Ketertarikannya pada bidang ilmu hukum menurut Oi berawal dari latar belakang pendidikan keluarganya yang merupakan lulusan hukum membuatnya sudah mengetahui prospek kerja lulusan Hukum seperti apa. Ia pun sudah merencanakan untuk menjadi notaris sejak ia masih di bangku SMA. Cita-cita ini pula lah yang mengantarkan Oi untuk magang di kantor notaris, dan menerbitkan artikel jurnal tentang RUPS. Dalam jurnalnya tersebut ia membahas tentang kekosongan hukum antara profesi notaris yang harus berhadapan langsung dengan klien dan juga fakta bahwa RUPS saat ini sudah bisa dilakukan secara elektronik. “Jadi aku sempat magang di kantor notaris, dan aku nemu masalah ini bahwa notaris itu kan harus berhadapan dengan klien secara fisik.
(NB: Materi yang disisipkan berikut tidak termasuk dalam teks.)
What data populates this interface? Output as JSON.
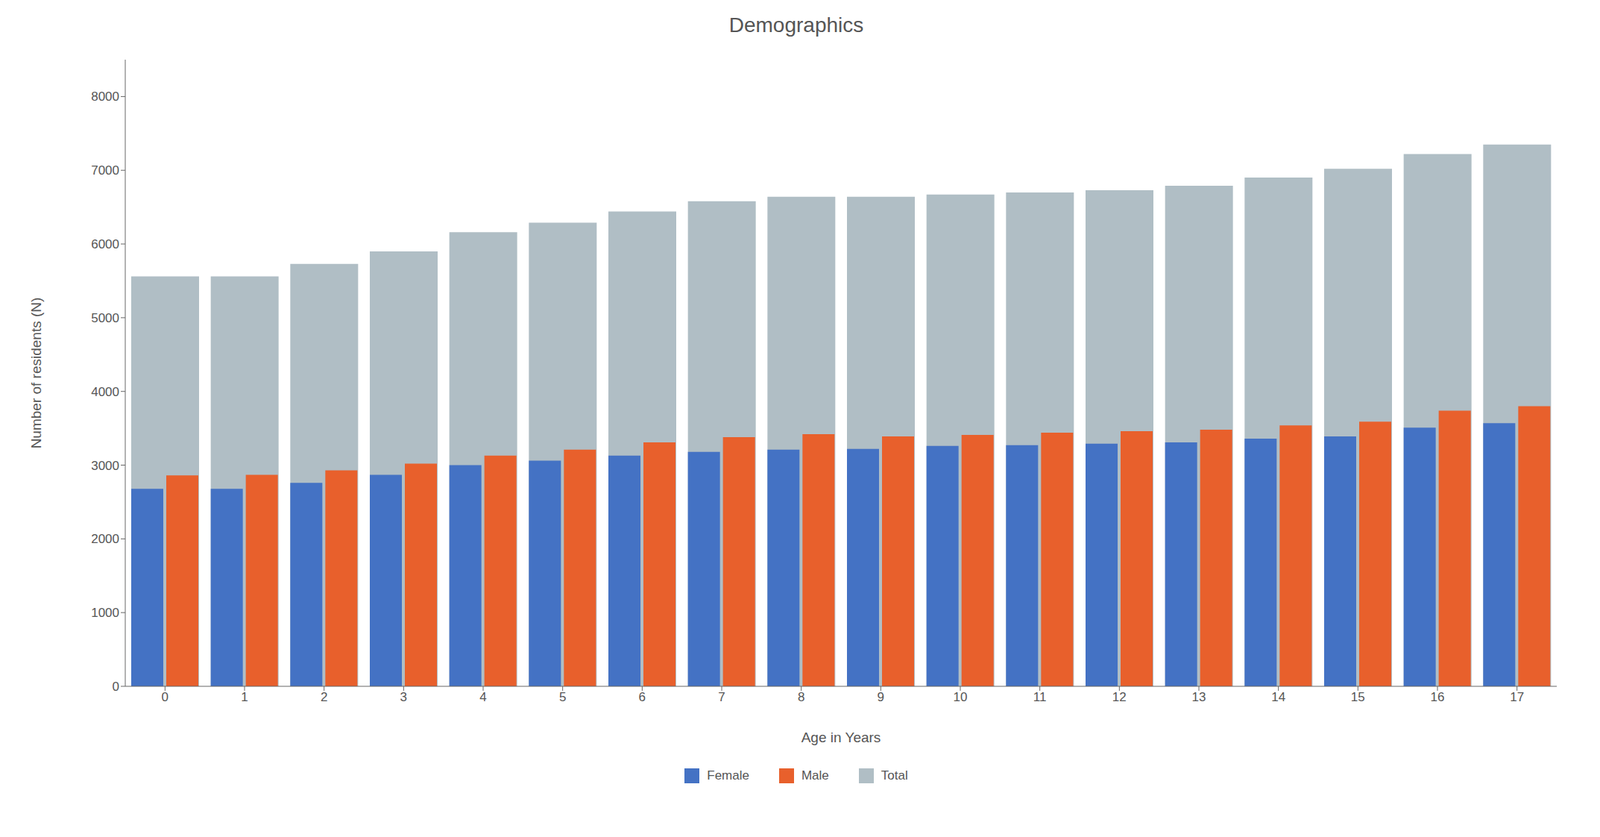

Di undang-undangnya seperti itu. Sedangkan RUPS ini kan sudah bisa dilaksanakan secara elektronik. Sehingga ada tabrakan, ada kekosongan hukum mengenai pengaturan notaris sebagai pejabat umum yang berwenang untuk membuat akta tapi harus fisik,” katanya.
Selama perkuliahan, selain fokus pada akademik, ia juga memutuskan untuk mengembangkan potensi dirinya melalui aktif berorganisasi. Oi memilih DEMA Justicia sebagai tempatnya untuk terus belajar. Menurut Oi, melalui organisasi ia dapat belajar untuk memanajemen risiko, manajemen emosi, dan juga manajemen energi. “Saya mendapatkan pengalaman sebagai pemimpin, pengalaman sebagai mahasiswa UGM yang seharusnya merakyat, yang seharusnya humble ya. Jadi, di organisasi itu, saya semua dapat,” ungkapnya.
Perihal skripsinya, Oi sedikit bercerita bahwa judul yang ia ambil adalah soal Analisis Perubahan Tanah Surat Ijo (Izin Pemakaian Tanah) menjadi Tanah Bersertifikat Hak Guna Bangunan di Kota Surabaya”. Dalam skripsinya ini, ia menjelaskan bahwa Pemerintah Kota (Pemkot) Surabaya memiliki banyak tanah yang tersebar di wilayah kota. Namun, ternyata tanah tersebut telah dihuni dan digunakan oleh masyarakat sejak turun temurun. “Nah, jadi aku bahas apakah mungkin tanah dari Pemkot Surabaya itu bisa dialihkan menjadi tanah hak guna bangunan,” ujarnya.
Ia mengaku bahwa selama pengerjaan skripsinya, ia lumayan banyak menghadapi kendala-kendala di lapangan. Namun, pengalamannya sebagai Kepala Departemen di DEMA Justicia memuatnya mampu untuk menyelesaikan kendala tersebut dengan lebih mudah. Salah satunya adalah ia mengetahui cara untuk lebih mudah mendapatkan data untuk penelitiannya tersebut. “Jadi manajemen keputusan itu bakal ngaruh ternyata,” jelas Oi.
Ia pun berpesan kepada para teman-teman lain untuk tidak mudah merasa FOMO (fear of missing out) dengan mengejar sesuatu yang tidak begitu kita butuhkan. Menurutnya, setiap orang memiliki garis nasib yang berbeda-beda dan juga hebat dalam bidangnya masing-masing. Selain itu, ia pun berpesan untuk tidak meremehkan orang-orang yang usianya di bawah kita, baik dalam cara berpikir maupun pengalamannya. Lebih lanjut, ia pun mengingatkan untuk tidak memaksakan diri baik secara mental, fisik maupun secara pikiran. Yang tak kalah penting adalah menyiapkan rencana masa depan yang baik, tanpa perlu membandingkan diri dengan orang lain. “Terus semangat, pantang menyerah dan jangan lupa adaptif,” pesannya.